Actually, that’s not entirely true. First, I deliberated over purchasing what Alton Brown might call a “unitasker”, that is a gadget that serves a single function, and then, after at least a few weeks of deep soul searching, I saw one at a local housewares store and bit the bullet.
The first one I bought sucked. Big time. It didn’t work well and was bad quality. Naturally, I gave it to my brother. Pay back for all the hand-me-downs I got growing up.
I quickly upgraded to the OXO Salad Spinner you see here. I highly recommend it! The top pump allows you to effortlessly operate it with a single hand. It’s also large enough to hold enough salad to feed a small family.
This kitchen gadget has quickly become one of my favourite things in the world. I should mention that my wife was intensely skeptical of it at first. However, she’s finally come around to see its value. Not only has it saved us money in the long run, but it’s significantly reduced the amount of single-use plastic we purchase.

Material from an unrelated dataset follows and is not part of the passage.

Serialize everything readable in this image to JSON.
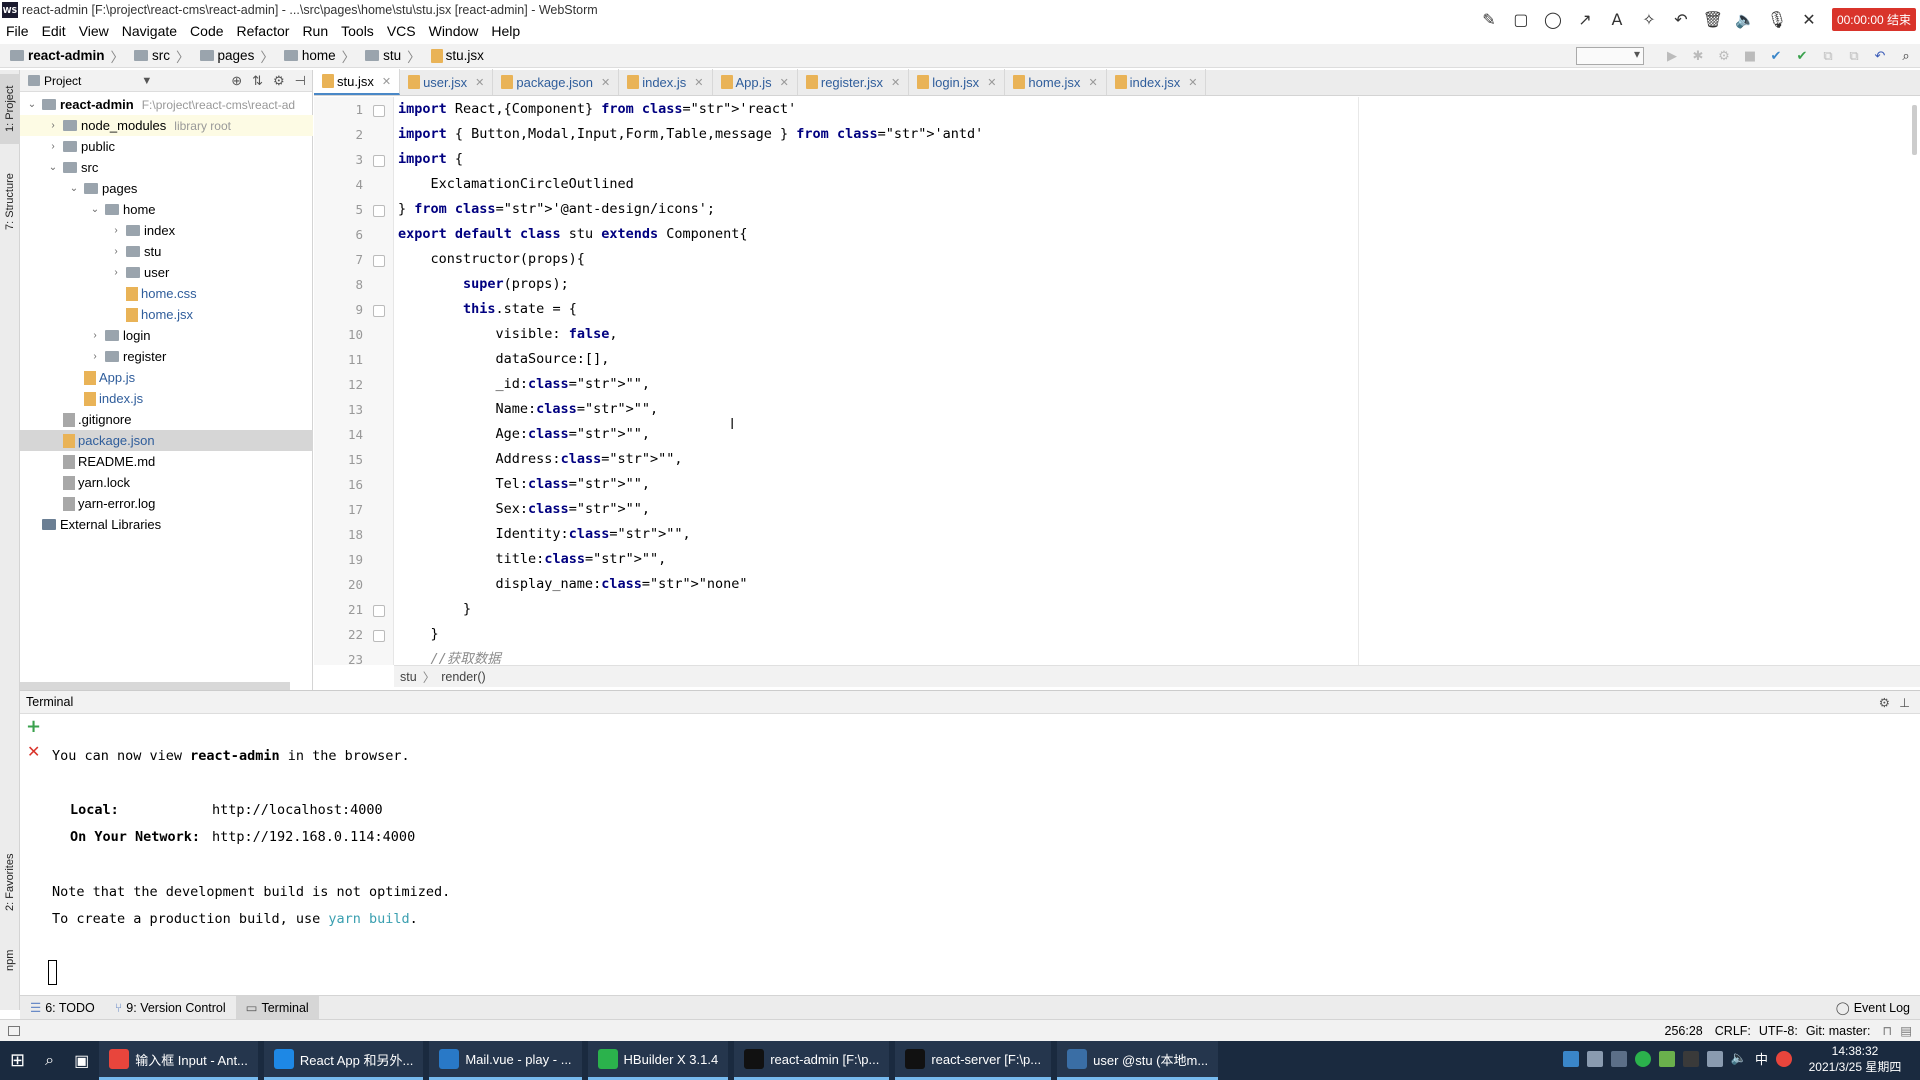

Loose-leaf greens cost far less than their pre-packaged cousins and since I could now rinse and dry in one fell swoop there was no longer any reason to pay a premium. It’s also allowed us to experiment with different greens that we didn’t normally purchase, such as chicory and escarole – both of which you rarely find in plastic-package form.
Having said that, I should mention that we do, on occasion and through no desire of our own, purchase certain packaged greens because that’s the only way their sold. I’m looking at you, my beloved arugula!
Whole30 Summer Chicken Salad with Cilantro Vinaigrette
for Summer Chicken Salad
- 2 boneless, skinless chicken breasts free-range, organic
- 1 head romaine lettuce cut into 1" strips
- 1/2 head raddichio cut into 1" strips
- 3-4 Persian cucumbers cut into 1/2" discs
- 4-5 large, cherry tomatoes quartered
- 1 avocado cut into wedges
- 3-4 radishes finely sliced
- 1 tsp ancho chili powder
- 1 tsp garlic powder
- 1 tbsp avocado oil
- kosher salt and black pepper
for Cilantro Vinaigrette
- 2 cups fresh cilantro leaves plus extra for garnish
- 1 clove garlic
- 1/2 cup avocado oil or sub Extra Virgin Olive Oil
- juice of 1 lime
- 1/4 cup water
- kosher salt and black pepper to taste
for Cilantro Vinaigrette
- Add all ingredients to a high speed blender and blend on high until smooth and creamy. Transfer to storage container, cover with a lid and set aside.
for Summer Chicken Salad
- Preheat oven to 375F. At the same time, preheat a med-sized cast-iron or oven-safe skillet over med-high heat.
- Season both sides of chicken breast with salt, pepper, ancho chili powder and garlic powder.
- Add 1 tbsp avocado oil to skillet. Gently lay chicken breast in pan and cook undisturbed 5-6 minutes. Flip and immediately transfer to preheated oven. Roast 6-8 minutes or until internal temperature of the breast reads around 160F with an instant read thermometer. Remove skillet from oven and transfer chicken to a tray. Rest 5 minutes before slicing. Note: chicken will continue to cook while resting and should reach 165F before consuming.
- Add romaine, radicchio, cucumber, tomatoes and radish to a large mixing bowl. Drizzle with 5-6 tbsp of Cilantro Vinaigrette. Toss to coat.
- Transfer dressed salad to a serving platter (or leave in mixing bowl) and top with sliced chicken breast. Garnish with a few sprigs of cilantro, sliced avocado and a bit more of the vinaigrette.